Last week I needed to find every stale reference to a renamed env var across a repo with ~80 markdown files and a handful of config templates. Independent files, clear pattern, low risk of conflicting edits. Workflow-shaped.

What I did:

  1. Turned on auto mode (Anthropic recommends it for workflows).
  2. Asked for a workflow — not ultracode — because I wanted explicit confirmation of the plan before burn started.
  3. Scoped the prompt: “Find all references to LEGACY_API_URL. List file, line, and suggested replacement with API_BASE_URL. Do not edit — report only.”
  4. Approved the orchestration preview: ~12 parallel agents, one per top-level directory.
  5. Let it run. Came back to a single markdown report with findings grouped by directory. False positives on a few code blocks in docs — expected. Total wall-clock: ~25 minutes. Usage: noticeably higher than a single-threaded grep-and-read, but less than if I’d babysat 80 files myself.

What I would not do with that same workflow: auto-apply the replacements. Parallel edits across docs that share includes, plus config files that CI reads, is where I’d switch to a hand-built harness with explicit file ordering — or a /goal-anchored single-agent pass with “apply changes, run pnpm build, fix until green.”

Decision tree

Paste this into your next planning doc:

START: I have a large Claude Code task.

├─ Is scope bounded and under ~10 files?
│  └─ YES → Default single-agent. Done.

├─ Is the work parallelizable (independent subtasks)?
│  ├─ NO → Use /goal with a verifiable success criterion.
│  │       Watch for drift; state what "done" means.
│  └─ YES ↓

├─ Will this run again (weekly, per-PR, per-deploy)?
│  └─ YES → Hand-build the harness. Version-control prompts + orchestration.

├─ Could parallel agents edit the same file?
│  └─ YES → Serialize those paths OR hand-build explicit file locks.
│           Do not blindly ultracode.

├─ Is verification objective (pattern match, test pass, lint clean)?
│  └─ YES → Dynamic workflow is reasonable. Scope it. Confirm the plan.

└─ Is verification subjective (architecture, taste, "production-grade")?
   └─ YES → Workflow for discovery/reporting only.
            You apply changes or review diffs yourself.

The honest takeaway

Dynamic workflows fill the gap between firing off one subagent and building a full agent team. They’re genuinely useful for codebase-wide discovery, audits, and parallel analysis. /goal is genuinely useful when you need depth without width. Hand-built harnesses are still the right call when the pattern is yours to keep.

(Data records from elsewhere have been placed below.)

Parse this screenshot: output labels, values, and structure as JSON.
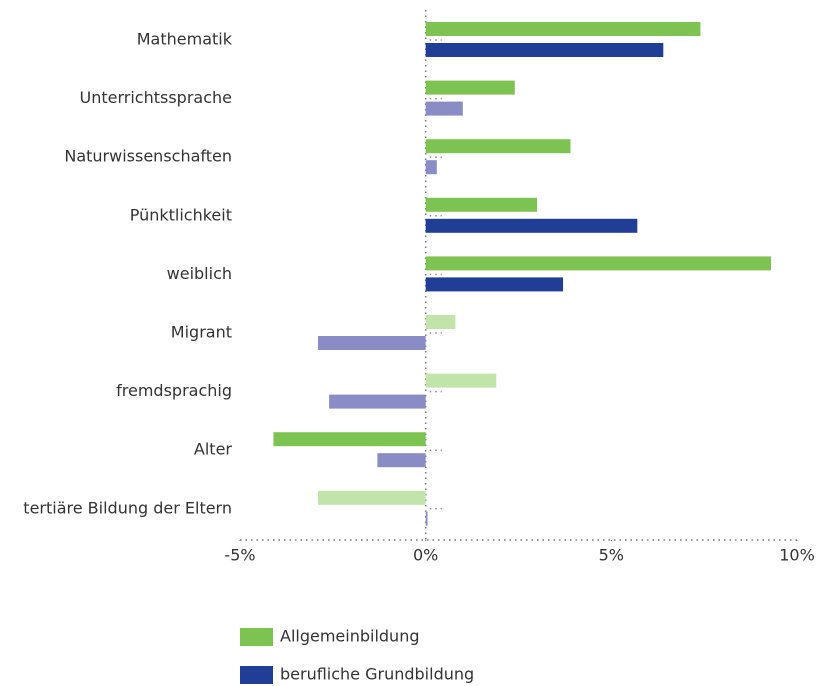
{
  "chart_data": {
    "type": "bar",
    "orientation": "horizontal",
    "categories": [
      "Mathematik",
      "Unterrichtssprache",
      "Naturwissenschaften",
      "Pünktlichkeit",
      "weiblich",
      "Migrant",
      "fremdsprachig",
      "Alter",
      "tertiäre Bildung der Eltern"
    ],
    "series": [
      {
        "name": "Allgemeinbildung",
        "color": "#7dc352",
        "values": [
          7.4,
          2.4,
          3.9,
          3.0,
          9.3,
          0.8,
          1.9,
          -4.1,
          -2.9
        ],
        "colors": [
          "#7dc352",
          "#7dc352",
          "#7dc352",
          "#7dc352",
          "#7dc352",
          "#c2e3a9",
          "#c2e3a9",
          "#7dc352",
          "#c2e3a9"
        ]
      },
      {
        "name": "berufliche Grundbildung",
        "color": "#213e97",
        "values": [
          6.4,
          1.0,
          0.3,
          5.7,
          3.7,
          -2.9,
          -2.6,
          -1.3,
          0.05
        ],
        "colors": [
          "#213e97",
          "#8a8cc6",
          "#8a8cc6",
          "#213e97",
          "#213e97",
          "#8a8cc6",
          "#8a8cc6",
          "#8a8cc6",
          "#8a8cc6"
        ]
      }
    ],
    "xlim": [
      -5,
      10
    ],
    "xticks": [
      {
        "value": -5,
        "label": "-5%"
      },
      {
        "value": 0,
        "label": "0%"
      },
      {
        "value": 5,
        "label": "5%"
      },
      {
        "value": 10,
        "label": "10%"
      }
    ]
  }
}
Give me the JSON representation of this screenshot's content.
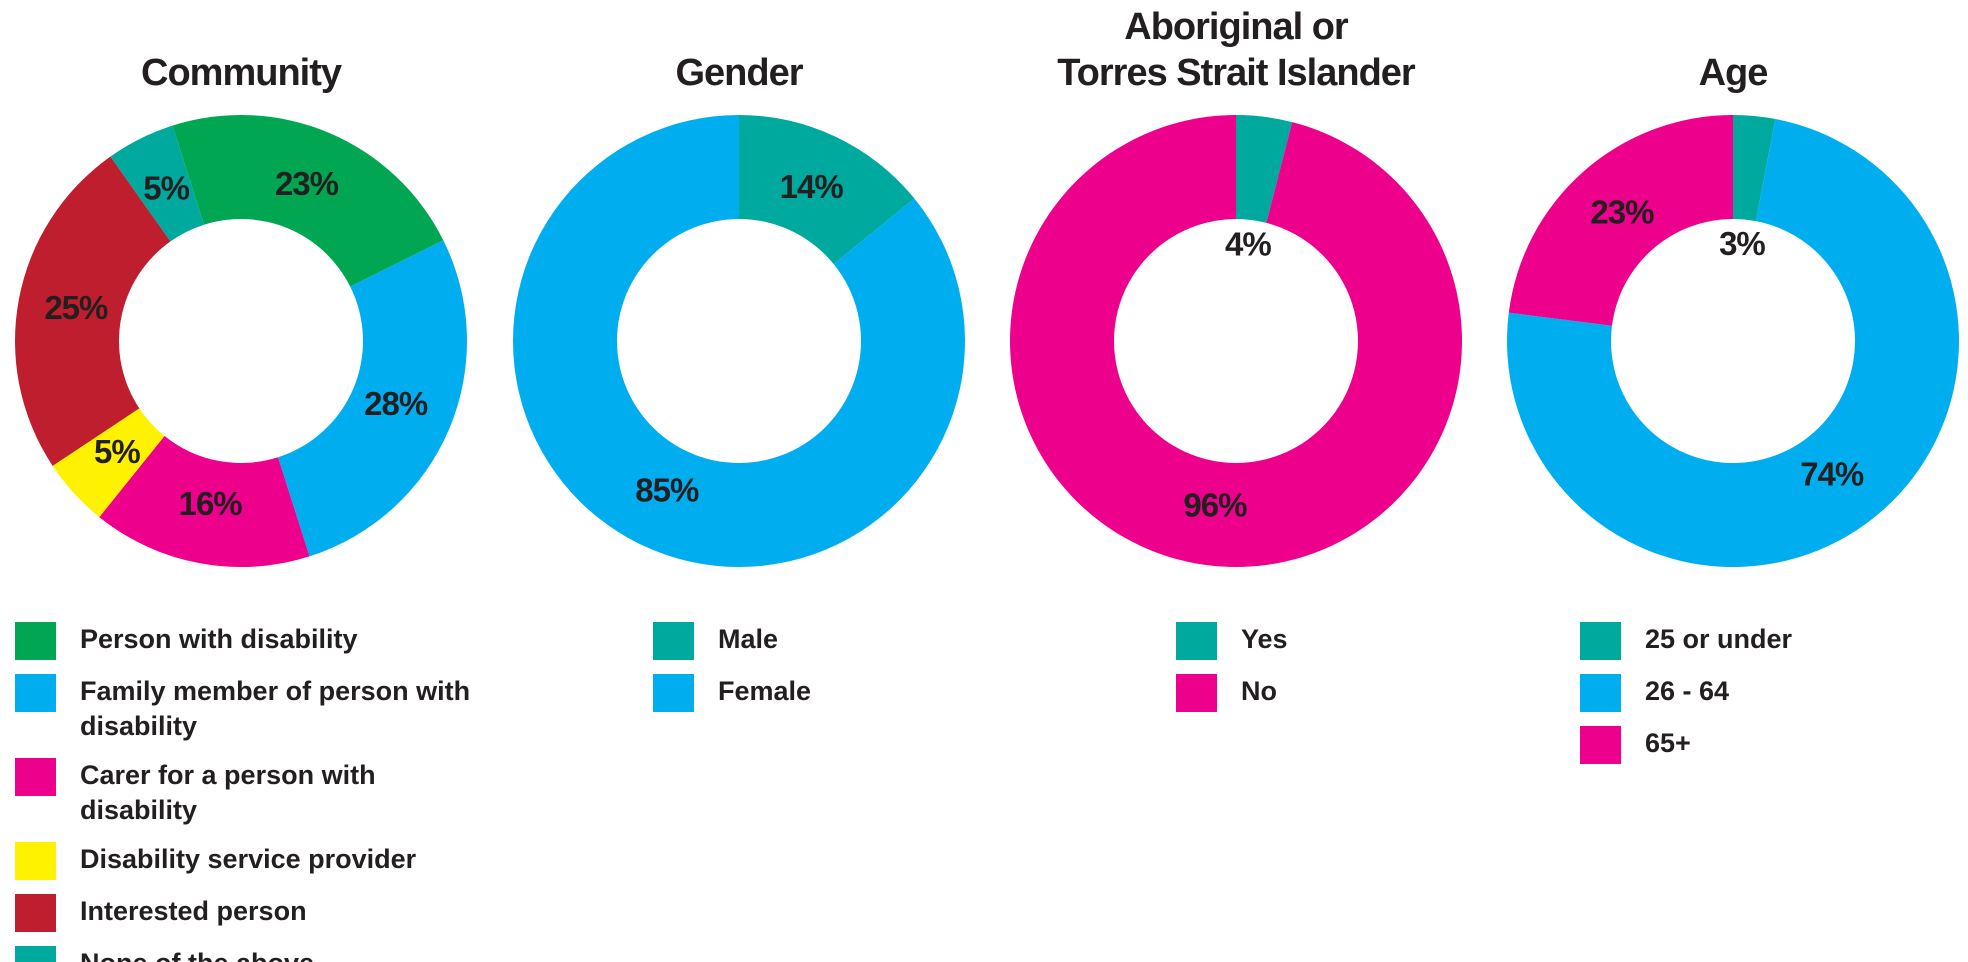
{
  "chart_data": [
    {
      "type": "pie",
      "title": "Community",
      "categories": [
        "Person with disability",
        "Family member of person with disability",
        "Carer for a person with disability",
        "Disability service provider",
        "Interested person",
        "None of the above"
      ],
      "values": [
        23,
        28,
        16,
        5,
        25,
        5
      ],
      "value_labels": [
        "23%",
        "28%",
        "16%",
        "5%",
        "25%",
        "5%"
      ],
      "colors": [
        "#00a651",
        "#00aeef",
        "#ec008c",
        "#fff200",
        "#be1e2d",
        "#00a99d"
      ]
    },
    {
      "type": "pie",
      "title": "Gender",
      "categories": [
        "Male",
        "Female"
      ],
      "values": [
        14,
        85
      ],
      "value_labels": [
        "14%",
        "85%"
      ],
      "colors": [
        "#00a99d",
        "#00aeef"
      ]
    },
    {
      "type": "pie",
      "title": "Aboriginal or\nTorres Strait Islander",
      "categories": [
        "Yes",
        "No"
      ],
      "values": [
        4,
        96
      ],
      "value_labels": [
        "4%",
        "96%"
      ],
      "colors": [
        "#00a99d",
        "#ec008c"
      ]
    },
    {
      "type": "pie",
      "title": "Age",
      "categories": [
        "25 or under",
        "26 - 64",
        "65+"
      ],
      "values": [
        3,
        74,
        23
      ],
      "value_labels": [
        "3%",
        "74%",
        "23%"
      ],
      "colors": [
        "#00a99d",
        "#00aeef",
        "#ec008c"
      ]
    }
  ]
}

None of them remove the review. They change how much you can delegate before your eyes have to be on it.

When a harness misbehaves — hooks firing at the wrong time, skills that never invoke, MCP paths that work from one directory only — start with --safe-mode. Strip every customization layer, then re-enable one at a time until the symptom returns.

What’s your threshold for letting Claude write the orchestration — file count, dollar cap, something else? I want to hear what guardrails other teams are actually using.